Menden. Schwarz-grünes Ehepaar aus dem Sauerland: Marjan Eggers ist die Kandidatin der Grünen, doch ihr Mann macht Wahlkampf für Paul Ziemiak.
Matthias Eggers schmunzelt beim Blick durch die geöffnete Tür seines Hauses in Menden. Der Landtagsabgeordnete der CDU hat, wenn er morgens aufbricht oder abends heimkehrt, immer das Portrait seiner Ehefrau Marjan auf der Straße vor Augen. Auf einem Wahlplakat der Grünen. „Das ist mir lieber, als wenn dort jemand den Platz einnimmt, der einer anderen Partei angehört“, sagt der 39-Jährige. Damit könne er „sehr gut leben“.
„Wir priorisieren anders, aber wir streiten nicht.“
Marjan und Matthias Eggers sind seit 2021 verheiratet, aber in unterschiedlichen Parteien aktiv. Er sitzt für die CDU als Abgeordneter im Düsseldorfer Landtag, sie vertritt im Rat der Stadt Menden die Grünen – und will nun in den Bundestag und tritt als Direktkandidatin im Märkischen Kreis an. Verbale Zurückhaltung gibt es dabei nicht immer. Privat sind sie dennoch, wie sie sagen, ein „Super-Team“.
Schwarz-Grün im Bund? Klingt unwahrscheinlich
Grüne und Union scheinen so verfeindet wie lange nicht: Markus Söder (CSU), Ministerpräsident des Freistaates Bayern, teilt gegen die Grünen seit Wochen aus. Schwarz und Grün im Bund als eine Koalition klingt unter dieser Prämisse eher unwahrscheinlich. „Aber es kann funktionieren - in der Liebe sowieso“, sagt Marjan Eggers, die wie ihr Mann 39 Jahre alt ist.

Matthias Eggers ist seit 2002 Mitglied der CDU, seit 2009 im Rat der Stadt Menden und seit 2022 Landtagsabgeordneter. Seine Frau Marjan, die seit 2019 Mitglied bei den Grünen und seit 2020 Ratsfrau in Menden ist, wurde im vergangenen Herbst für den Bundestagswahlkreis 149 zur Direktkandidatin für die Wahl am 23. Februar gewählt. Aller Voraussicht nach ohne Chance, dass sie tatsächlich in den Bundestag einzieht. Denn dafür müsste sie den Wahlkreis, in dem mit Paul Ziemiak (CDU) auch ein Freund ihres Mannes kandidiert, direkt gewinnen.
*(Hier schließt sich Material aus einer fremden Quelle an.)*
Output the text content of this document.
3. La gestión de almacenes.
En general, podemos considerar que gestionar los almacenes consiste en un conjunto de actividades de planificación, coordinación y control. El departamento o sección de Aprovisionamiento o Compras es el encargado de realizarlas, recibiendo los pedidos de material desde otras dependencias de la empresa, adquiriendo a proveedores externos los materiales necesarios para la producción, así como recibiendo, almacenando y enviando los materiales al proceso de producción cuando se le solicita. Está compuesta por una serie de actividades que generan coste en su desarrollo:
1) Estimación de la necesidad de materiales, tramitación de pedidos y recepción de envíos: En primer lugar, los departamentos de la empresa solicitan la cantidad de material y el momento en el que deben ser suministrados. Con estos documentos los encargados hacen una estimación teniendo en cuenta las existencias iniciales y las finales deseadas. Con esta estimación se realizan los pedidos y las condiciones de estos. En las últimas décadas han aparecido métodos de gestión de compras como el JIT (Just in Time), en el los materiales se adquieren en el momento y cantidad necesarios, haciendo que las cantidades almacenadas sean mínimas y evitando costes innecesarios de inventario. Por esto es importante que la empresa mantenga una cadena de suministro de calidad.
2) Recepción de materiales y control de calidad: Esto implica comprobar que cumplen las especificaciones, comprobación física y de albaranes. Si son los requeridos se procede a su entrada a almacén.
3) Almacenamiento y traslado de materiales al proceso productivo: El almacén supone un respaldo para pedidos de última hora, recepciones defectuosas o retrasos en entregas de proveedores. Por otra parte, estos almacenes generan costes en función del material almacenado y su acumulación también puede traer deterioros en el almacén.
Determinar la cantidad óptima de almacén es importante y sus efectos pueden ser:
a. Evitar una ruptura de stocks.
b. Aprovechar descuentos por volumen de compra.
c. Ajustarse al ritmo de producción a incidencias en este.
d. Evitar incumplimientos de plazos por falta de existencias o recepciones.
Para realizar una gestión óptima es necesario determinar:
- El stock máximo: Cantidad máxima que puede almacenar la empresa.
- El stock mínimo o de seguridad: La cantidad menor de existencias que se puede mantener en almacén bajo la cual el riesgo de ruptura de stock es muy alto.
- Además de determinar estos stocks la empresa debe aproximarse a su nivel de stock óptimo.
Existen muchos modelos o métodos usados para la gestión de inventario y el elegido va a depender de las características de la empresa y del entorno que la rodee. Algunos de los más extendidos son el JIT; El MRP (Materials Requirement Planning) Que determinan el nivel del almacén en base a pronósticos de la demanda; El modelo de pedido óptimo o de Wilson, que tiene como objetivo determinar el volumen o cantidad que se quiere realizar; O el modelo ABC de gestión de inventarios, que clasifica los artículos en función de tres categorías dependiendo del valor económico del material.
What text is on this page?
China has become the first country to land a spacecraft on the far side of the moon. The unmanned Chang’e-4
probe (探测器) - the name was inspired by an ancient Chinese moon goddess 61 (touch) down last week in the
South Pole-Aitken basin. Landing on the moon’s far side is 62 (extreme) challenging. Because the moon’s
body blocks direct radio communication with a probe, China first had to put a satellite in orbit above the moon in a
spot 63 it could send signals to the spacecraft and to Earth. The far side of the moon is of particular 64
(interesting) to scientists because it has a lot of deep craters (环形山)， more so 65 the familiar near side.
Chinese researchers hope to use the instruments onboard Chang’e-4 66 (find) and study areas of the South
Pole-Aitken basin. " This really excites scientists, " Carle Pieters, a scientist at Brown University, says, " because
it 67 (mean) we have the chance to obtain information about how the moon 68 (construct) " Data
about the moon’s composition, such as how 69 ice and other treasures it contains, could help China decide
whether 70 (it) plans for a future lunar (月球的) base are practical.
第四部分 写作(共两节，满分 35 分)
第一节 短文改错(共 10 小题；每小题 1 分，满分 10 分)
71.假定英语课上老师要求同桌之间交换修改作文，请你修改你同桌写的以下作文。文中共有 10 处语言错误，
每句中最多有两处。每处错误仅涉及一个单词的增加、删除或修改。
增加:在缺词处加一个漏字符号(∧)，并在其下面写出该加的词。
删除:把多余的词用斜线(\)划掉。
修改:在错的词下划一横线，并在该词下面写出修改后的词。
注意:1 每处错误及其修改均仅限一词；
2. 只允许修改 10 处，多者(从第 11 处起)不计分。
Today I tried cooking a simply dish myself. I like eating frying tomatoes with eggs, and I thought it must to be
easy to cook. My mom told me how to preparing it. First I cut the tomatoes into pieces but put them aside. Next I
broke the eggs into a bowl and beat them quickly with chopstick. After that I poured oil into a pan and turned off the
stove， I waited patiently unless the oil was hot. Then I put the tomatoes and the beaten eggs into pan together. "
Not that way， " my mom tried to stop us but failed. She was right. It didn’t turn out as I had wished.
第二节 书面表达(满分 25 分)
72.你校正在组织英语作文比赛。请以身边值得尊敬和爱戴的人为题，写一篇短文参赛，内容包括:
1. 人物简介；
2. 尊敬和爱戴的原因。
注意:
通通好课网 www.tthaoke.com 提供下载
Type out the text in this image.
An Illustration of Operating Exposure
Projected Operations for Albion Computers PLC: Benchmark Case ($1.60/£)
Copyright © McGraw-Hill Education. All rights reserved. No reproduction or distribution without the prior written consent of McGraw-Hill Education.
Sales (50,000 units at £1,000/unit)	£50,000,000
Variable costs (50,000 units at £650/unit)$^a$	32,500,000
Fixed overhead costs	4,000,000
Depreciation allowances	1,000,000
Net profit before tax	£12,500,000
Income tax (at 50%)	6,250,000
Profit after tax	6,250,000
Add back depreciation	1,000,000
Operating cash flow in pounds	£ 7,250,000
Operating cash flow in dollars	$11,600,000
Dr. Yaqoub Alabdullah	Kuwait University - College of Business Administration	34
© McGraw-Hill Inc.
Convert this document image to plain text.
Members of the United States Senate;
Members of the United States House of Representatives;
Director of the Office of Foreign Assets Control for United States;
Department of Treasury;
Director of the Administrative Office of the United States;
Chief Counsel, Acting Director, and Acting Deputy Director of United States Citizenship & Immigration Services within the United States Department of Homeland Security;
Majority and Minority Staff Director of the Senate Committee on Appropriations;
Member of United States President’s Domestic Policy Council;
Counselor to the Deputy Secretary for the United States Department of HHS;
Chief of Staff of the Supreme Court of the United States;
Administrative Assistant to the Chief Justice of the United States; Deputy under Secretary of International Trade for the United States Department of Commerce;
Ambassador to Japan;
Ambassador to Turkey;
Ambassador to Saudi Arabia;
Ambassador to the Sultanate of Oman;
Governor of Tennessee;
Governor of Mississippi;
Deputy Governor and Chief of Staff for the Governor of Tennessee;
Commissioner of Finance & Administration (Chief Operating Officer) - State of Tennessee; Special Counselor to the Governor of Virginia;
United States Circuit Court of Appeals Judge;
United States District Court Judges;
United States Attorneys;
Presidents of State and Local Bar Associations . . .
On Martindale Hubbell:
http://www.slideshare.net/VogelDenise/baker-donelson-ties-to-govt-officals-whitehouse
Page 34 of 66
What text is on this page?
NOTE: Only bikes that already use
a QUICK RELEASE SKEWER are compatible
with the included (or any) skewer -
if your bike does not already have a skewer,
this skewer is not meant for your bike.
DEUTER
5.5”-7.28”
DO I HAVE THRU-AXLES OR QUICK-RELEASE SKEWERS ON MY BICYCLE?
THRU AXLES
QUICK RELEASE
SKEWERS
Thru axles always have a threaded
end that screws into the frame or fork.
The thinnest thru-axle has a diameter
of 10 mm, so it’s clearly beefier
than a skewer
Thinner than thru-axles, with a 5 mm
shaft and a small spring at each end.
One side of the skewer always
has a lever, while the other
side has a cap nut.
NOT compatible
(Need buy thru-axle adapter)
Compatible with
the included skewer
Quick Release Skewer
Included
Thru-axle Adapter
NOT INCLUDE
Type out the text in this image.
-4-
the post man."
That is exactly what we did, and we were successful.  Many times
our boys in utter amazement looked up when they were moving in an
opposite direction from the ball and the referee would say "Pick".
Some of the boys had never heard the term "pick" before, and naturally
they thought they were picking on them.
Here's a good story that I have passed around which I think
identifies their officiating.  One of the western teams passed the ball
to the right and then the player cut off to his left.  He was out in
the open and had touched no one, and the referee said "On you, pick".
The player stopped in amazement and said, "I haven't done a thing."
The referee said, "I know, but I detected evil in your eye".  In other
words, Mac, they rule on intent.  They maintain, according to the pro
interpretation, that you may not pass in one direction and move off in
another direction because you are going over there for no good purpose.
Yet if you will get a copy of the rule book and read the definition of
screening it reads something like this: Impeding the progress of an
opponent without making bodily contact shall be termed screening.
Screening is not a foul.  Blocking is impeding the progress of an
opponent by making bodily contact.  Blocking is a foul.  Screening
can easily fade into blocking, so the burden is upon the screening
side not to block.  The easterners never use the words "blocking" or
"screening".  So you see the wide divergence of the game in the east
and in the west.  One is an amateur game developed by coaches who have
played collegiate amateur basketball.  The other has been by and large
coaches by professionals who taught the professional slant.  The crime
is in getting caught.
Das ist nicht zu erwarten -und auf der Landesliste der NRW-Grünen ist sie nicht abgesichert.
Erstes Treffen in der Corona-Zeit
Die beiden haben sich 2020 kennengelernt. „Da waren wir im Vorfeld der Kommunalwahl in den Parteien aktiv“, erzählt die Mendenerin, die als Pflegeberaterin und Gesundheits- sowie Krankenpflegerin gearbeitet hat. Er fand es interessant, eine Frau kennenzulernen, die sich für Politik interessiere. „Wir beide teilen das Hobby Politik“, ergänzt Marjan Eggers. Es gebe so viele Gemeinsamkeiten, sagen beide. Dabei sei es nicht einfach gewesen, sich Anfang 2020 zu treffen. „Es war Corona-Zeit“, erzählt die Sauerländerin. Sie telefonierten viel. „Beim ersten Treffen in einem gastronomischen Betrieb mussten wir noch unsere Kontaktdaten hinterlassen“, fährt sie fort. Waldspaziergänge folgten.
„Daran musste ich mich allerdings nicht gewöhnen. Meine Mutter hat wahrscheinlich immer schon die Grünen gewählt.“
Matthias Eggers, der seit 2010 in der Kommunikationsberatung für Unternehmen und Verbände tätig gewesen ist und bis zu seiner Wahl in den Landtag die medienstatt GmbH als Geschäftsführer leitete, verrät, dass er es auch spannend gefunden habe, dass Marjan in einer anderen Partei ist. „Daran musste ich mich allerdings nicht gewöhnen. Meine Mutter hat wahrscheinlich immer schon die Grünen gewählt“, so der CDU-Landtagsabgeordnete. „Wir hatten wegen unserer Parteizugehörigkeit nie Berührungsängste“, ergänzt die Grünen-Politikerin.
In den ersten Wochen des Kennenlernens, so Marjan Eggers, habe Politik keine Rolle gespielt. „Da gab es Wichtigeres, zum Beispiel, ob mein Sohn aus erster Ehe Matthias mag.“ Erst als der Kommunalwahlkampf startete, sei Politik zum Thema geworden: „Ich fand es aufregend, unsere Positionen auszutauschen, Schnittmengen und Differenzen zu erkennen“, sagt die Sauerländerin.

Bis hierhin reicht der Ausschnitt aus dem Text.